I haven't seen every tight end in the NFL block, but I'd venture to guess that the best blocking tight end last year was more consistent than Gresham. Just in this game, he dramatically won and lost blocks on several different occasions. Part of his struggles last year came because there was just too much asked of Gresham. These three plays are kind of a microcosm of larger themes.

  1. When Jermaine Gresham gets locked onto a linebacker, or hits someone with any momentum behind him, he has a ton of power. He can really move guys - including Geno Atkins, even if he cheated.

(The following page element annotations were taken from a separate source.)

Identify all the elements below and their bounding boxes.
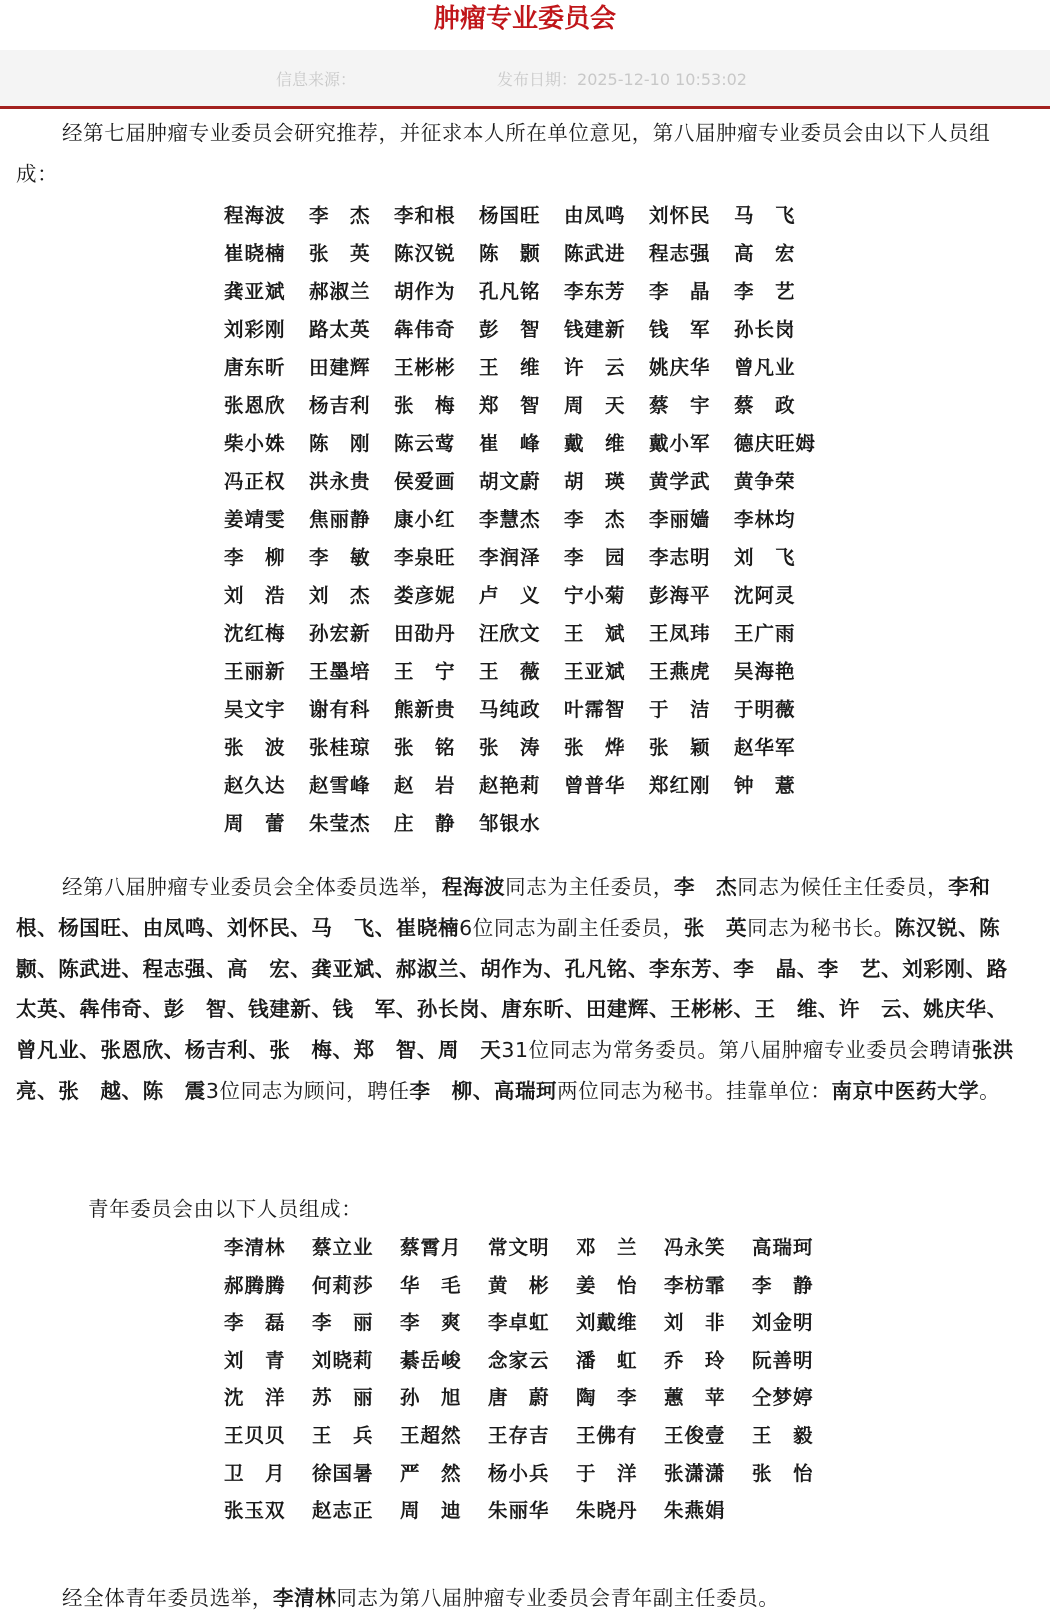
member-name: 苏 丽 — [312, 1386, 374, 1410]
member-name: 王彬彬 — [394, 356, 456, 379]
member-name: 蔡霄月 — [400, 1236, 462, 1259]
member-name: 杨国旺 — [479, 204, 541, 227]
member-name: 刘晓莉 — [312, 1348, 374, 1372]
member-name: 陈汉锐 — [394, 242, 456, 265]
member-name: 德庆旺姆 — [734, 432, 817, 455]
member-name: 李 丽 — [312, 1311, 374, 1335]
source-info — [276, 67, 356, 90]
member-name: 彭 智 — [479, 318, 541, 341]
member-name: 马 飞 — [734, 204, 796, 227]
member-name: 刘戴维 — [576, 1311, 638, 1335]
member-name: 李卓虹 — [488, 1311, 550, 1335]
member-name: 刘彩刚 — [224, 318, 286, 341]
member-name: 李志明 — [649, 546, 711, 569]
member-name: 王 维 — [479, 356, 541, 379]
member-name: 宁小菊 — [564, 584, 626, 607]
member-name: 李 敏 — [309, 546, 371, 569]
election-text: 3位同志为顾问，聘任 — [205, 1078, 410, 1103]
member-name: 常文明 — [488, 1236, 550, 1259]
member-name: 熊新贵 — [394, 698, 456, 721]
member-name: 田劭丹 — [394, 622, 456, 645]
member-name: 沈阿灵 — [734, 584, 796, 607]
member-name: 邹银水 — [479, 812, 541, 835]
member-name: 严 然 — [400, 1461, 462, 1485]
member-name: 李 杰 — [309, 204, 371, 227]
youth-election-text: 经全体青年委员选举， — [62, 1586, 273, 1610]
member-name: 赵志正 — [312, 1499, 374, 1523]
member-name: 刘 浩 — [224, 584, 286, 607]
member-name: 郝腾腾 — [224, 1273, 286, 1297]
member-name: 何莉莎 — [312, 1273, 374, 1297]
member-name: 王 斌 — [564, 622, 626, 645]
secretary-general-name: 张 英 — [683, 915, 748, 940]
member-name: 刘 杰 — [309, 584, 371, 607]
member-name: 彭海平 — [649, 584, 711, 607]
member-name: 李 艺 — [734, 280, 796, 303]
member-name: 张 梅 — [394, 394, 456, 417]
member-name: 朱燕娟 — [664, 1499, 726, 1523]
member-name: 张潇潇 — [664, 1461, 726, 1485]
member-name: 华 毛 — [400, 1273, 462, 1297]
member-name: 李 磊 — [224, 1311, 286, 1335]
member-name: 孙宏新 — [309, 622, 371, 645]
date-label: 发布日期： — [497, 70, 578, 89]
member-name: 李润泽 — [479, 546, 541, 569]
member-name: 张恩欣 — [224, 394, 286, 417]
member-name: 沈红梅 — [224, 622, 286, 645]
member-name: 王 毅 — [752, 1423, 814, 1447]
member-name: 高瑞珂 — [752, 1236, 814, 1259]
member-name: 刘怀民 — [649, 204, 711, 227]
member-name: 李林均 — [734, 508, 796, 531]
member-name: 潘 虹 — [576, 1348, 638, 1372]
member-name: 崔晓楠 — [224, 242, 286, 265]
member-name: 张 涛 — [479, 736, 541, 759]
page-title: 肿瘤专业委员会 — [433, 4, 616, 34]
member-name: 于明薇 — [734, 698, 796, 721]
intro-paragraph: 经第七届肿瘤专业委员会研究推荐，并征求本人所在单位意见，第八届肿瘤专业委员会由以下人员组成： — [16, 121, 991, 186]
member-name: 张 烨 — [564, 736, 626, 759]
vice-director-names: 李和根、杨国旺、由凤鸣、刘怀民、马 飞、崔晓楠 — [16, 875, 991, 940]
member-name: 李慧杰 — [479, 508, 541, 531]
member-name: 王贝贝 — [224, 1423, 286, 1447]
member-name: 娄彦妮 — [394, 584, 456, 607]
member-name: 周 蕾 — [224, 812, 286, 835]
member-name: 姜靖雯 — [224, 508, 286, 531]
member-name: 周 迪 — [400, 1499, 462, 1523]
member-name: 王 兵 — [312, 1423, 374, 1447]
secretary-names: 李 柳、高瑞珂 — [409, 1078, 558, 1103]
member-name: 王 薇 — [479, 660, 541, 683]
election-text: 同志为候任主任委员， — [737, 875, 949, 899]
member-name: 张 铭 — [394, 736, 456, 759]
member-name: 沈 洋 — [224, 1386, 286, 1410]
member-name: 朱莹杰 — [309, 812, 371, 835]
member-name: 郑 智 — [479, 394, 541, 417]
date-value: 2025-12-10 10:53:02 — [577, 70, 747, 89]
director-elect-name: 李 杰 — [673, 875, 738, 899]
member-name: 姚庆华 — [649, 356, 711, 379]
member-name: 朱晓丹 — [576, 1499, 638, 1523]
member-name: 马纯政 — [479, 698, 541, 721]
member-name: 路太英 — [309, 318, 371, 341]
member-name: 吴文宇 — [224, 698, 286, 721]
member-name: 李 柳 — [224, 546, 286, 569]
member-name: 黄学武 — [649, 470, 711, 493]
member-name: 陈云莺 — [394, 432, 456, 455]
member-name: 于 洋 — [576, 1461, 638, 1485]
election-text: 31位同志为常务委员。第八届肿瘤专业委员会聘请 — [501, 1038, 972, 1063]
member-name: 张桂琼 — [309, 736, 371, 759]
election-paragraph — [16, 867, 1022, 1112]
member-name: 李东芳 — [564, 280, 626, 303]
source-label: 信息来源： — [276, 70, 357, 89]
member-name: 崔 峰 — [479, 432, 541, 455]
member-name: 犇伟奇 — [394, 318, 456, 341]
member-name: 徐国暑 — [312, 1461, 374, 1485]
member-name: 庄 静 — [394, 812, 456, 835]
member-name: 焦丽静 — [309, 508, 371, 531]
member-name: 李清林 — [224, 1236, 286, 1259]
member-name: 赵雪峰 — [309, 774, 371, 797]
member-name: 程海波 — [224, 204, 286, 227]
member-name: 康小红 — [394, 508, 456, 531]
member-name: 戴 维 — [564, 432, 626, 455]
election-text: 同志为秘书长。 — [747, 915, 895, 940]
member-name: 于 洁 — [649, 698, 711, 721]
member-name: 赵 岩 — [394, 774, 456, 797]
member-name: 张 颖 — [649, 736, 711, 759]
member-name: 赵艳莉 — [479, 774, 541, 797]
member-name: 戴小军 — [649, 432, 711, 455]
member-name: 黄争荣 — [734, 470, 796, 493]
member-name: 李 晶 — [649, 280, 711, 303]
member-name: 李 园 — [564, 546, 626, 569]
member-name: 郝淑兰 — [309, 280, 371, 303]
header-divider — [0, 106, 1050, 109]
member-name: 冯永笑 — [664, 1236, 726, 1259]
publish-date-info — [497, 67, 747, 90]
election-text: 6位同志为副主任委员， — [459, 915, 684, 940]
member-name: 乔 玲 — [664, 1348, 726, 1372]
member-name: 王广雨 — [734, 622, 796, 645]
member-name: 刘 飞 — [734, 546, 796, 569]
member-name: 田建辉 — [309, 356, 371, 379]
member-name: 程志强 — [649, 242, 711, 265]
member-name: 李 杰 — [564, 508, 626, 531]
member-name: 卢 义 — [479, 584, 541, 607]
member-name: 张玉双 — [224, 1499, 286, 1523]
member-name: 姜 怡 — [576, 1273, 638, 1297]
member-name: 陶 李 — [576, 1386, 638, 1410]
member-name: 唐东昕 — [224, 356, 286, 379]
member-name: 赵华军 — [734, 736, 796, 759]
member-name: 李泉旺 — [394, 546, 456, 569]
member-name: 谢有科 — [309, 698, 371, 721]
meta-bar — [0, 50, 1050, 106]
member-name: 孙长岗 — [734, 318, 796, 341]
member-name: 念家云 — [488, 1348, 550, 1372]
member-name: 钟 薏 — [734, 774, 796, 797]
member-name: 张 英 — [309, 242, 371, 265]
member-name: 陈武进 — [564, 242, 626, 265]
member-name: 王凤玮 — [649, 622, 711, 645]
member-name: 阮善明 — [752, 1348, 814, 1372]
member-name: 赵久达 — [224, 774, 286, 797]
member-name: 卫 月 — [224, 1461, 286, 1485]
member-name: 汪欣文 — [479, 622, 541, 645]
member-name: 陈 刚 — [309, 432, 371, 455]
member-name: 陈 颢 — [479, 242, 541, 265]
election-text: 经第八届肿瘤专业委员会全体委员选举， — [62, 875, 442, 899]
member-name: 王燕虎 — [649, 660, 711, 683]
election-text: 同志为主任委员， — [505, 875, 674, 899]
member-name: 李枋霏 — [664, 1273, 726, 1297]
member-name: 龚亚斌 — [224, 280, 286, 303]
member-name: 刘 非 — [664, 1311, 726, 1335]
member-name: 胡作为 — [394, 280, 456, 303]
member-name: 王墨培 — [309, 660, 371, 683]
member-name: 钱建新 — [564, 318, 626, 341]
member-name: 王超然 — [400, 1423, 462, 1447]
member-name: 由凤鸣 — [564, 204, 626, 227]
member-name: 杨小兵 — [488, 1461, 550, 1485]
standing-member-names: 陈汉锐、陈 颢、陈武进、程志强、高 宏、龚亚斌、郝淑兰、胡作为、孔凡铭、李东芳、李 晶、李 艺、刘彩刚、路太英、犇伟奇、彭 智、钱建新、钱 军、孙长岗、唐东昕、田建辉、王彬彬、王 维、许 云、姚庆华、曾凡业、张恩欣、杨吉利、张 梅、郑 智、周 天 — [16, 915, 1022, 1063]
member-name: 仝梦婷 — [752, 1386, 814, 1410]
member-name: 李 静 — [752, 1273, 814, 1297]
member-name: 曾普华 — [564, 774, 626, 797]
member-name: 柴小姝 — [224, 432, 286, 455]
member-name: 綦岳峻 — [400, 1348, 462, 1372]
director-name: 程海波 — [441, 875, 506, 899]
member-name: 刘金明 — [752, 1311, 814, 1335]
member-name: 高 宏 — [734, 242, 796, 265]
member-name: 唐 蔚 — [488, 1386, 550, 1410]
member-name: 蔡立业 — [312, 1236, 374, 1259]
member-name: 蔡 宇 — [649, 394, 711, 417]
member-name: 冯正权 — [224, 470, 286, 493]
member-name: 钱 军 — [649, 318, 711, 341]
member-name: 侯爱画 — [394, 470, 456, 493]
election-text: 。 — [979, 1078, 1001, 1103]
member-name: 王佛有 — [576, 1423, 638, 1447]
youth-election-text: 同志为第八届肿瘤专业委员会青年副主任委员。 — [336, 1586, 780, 1610]
member-name: 张 波 — [224, 736, 286, 759]
member-name: 许 云 — [564, 356, 626, 379]
host-unit-name: 南京中医药大学 — [831, 1078, 980, 1103]
youth-vice-director-name: 李清林 — [273, 1586, 337, 1610]
member-name: 胡文蔚 — [479, 470, 541, 493]
member-name: 蔡 政 — [734, 394, 796, 417]
youth-election-paragraph — [16, 1584, 1016, 1612]
member-name: 周 天 — [564, 394, 626, 417]
member-name: 蕙 苹 — [664, 1386, 726, 1410]
member-name: 张 怡 — [752, 1461, 814, 1485]
member-name: 邓 兰 — [576, 1236, 638, 1259]
member-name: 王丽新 — [224, 660, 286, 683]
election-text: 两位同志为秘书。挂靠单位： — [557, 1078, 832, 1103]
member-name: 李和根 — [394, 204, 456, 227]
member-name: 郑红刚 — [649, 774, 711, 797]
member-name: 王 宁 — [394, 660, 456, 683]
advisor-names: 张洪亮、张 越、陈 震 — [16, 1038, 1014, 1103]
member-name: 孔凡铭 — [479, 280, 541, 303]
member-name: 黄 彬 — [488, 1273, 550, 1297]
member-name: 李 爽 — [400, 1311, 462, 1335]
member-name: 胡 瑛 — [564, 470, 626, 493]
member-name: 吴海艳 — [734, 660, 796, 683]
member-name: 王俊壹 — [664, 1423, 726, 1447]
member-name: 李丽嫱 — [649, 508, 711, 531]
member-name: 叶霈智 — [564, 698, 626, 721]
member-name: 洪永贵 — [309, 470, 371, 493]
member-name: 朱丽华 — [488, 1499, 550, 1523]
youth-committee-intro: 青年委员会由以下人员组成： — [88, 1197, 363, 1221]
member-name: 王存吉 — [488, 1423, 550, 1447]
member-name: 杨吉利 — [309, 394, 371, 417]
member-name: 曾凡业 — [734, 356, 796, 379]
member-name: 王亚斌 — [564, 660, 626, 683]
member-name: 刘 青 — [224, 1348, 286, 1372]
member-name: 孙 旭 — [400, 1386, 462, 1410]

  2. Gresham can miss blocks. The last play in this post highlights something that's not rare enough in Gresham's game. You could argue that he did enough to keep Brown from tackling Bernard, but I think that's a testament to Bernard's game more than it was Gresham's block.
  3. Sometimes, you get a mixed bag. In the first play of this post, Gresham starts out well. He engages the defensive end right away, and holds that block for a pretty long time - it was a long-developing stretch play. Unfortunately, he lost contain at the end and it took another positive play from Bernard to allow for good things to happen.
I am still smitten with Gresham's potential. He's huge, he's strong, and he does a lot of things really well. He looks like the best blocking tight end in the league sometimes, and other times he seems to whiff. Hopefully this year, we get more dominance, because as we've highlighted, 2- and 3-tight end formations could be a thing of beauty for the 2013 Cincinnati Bengals.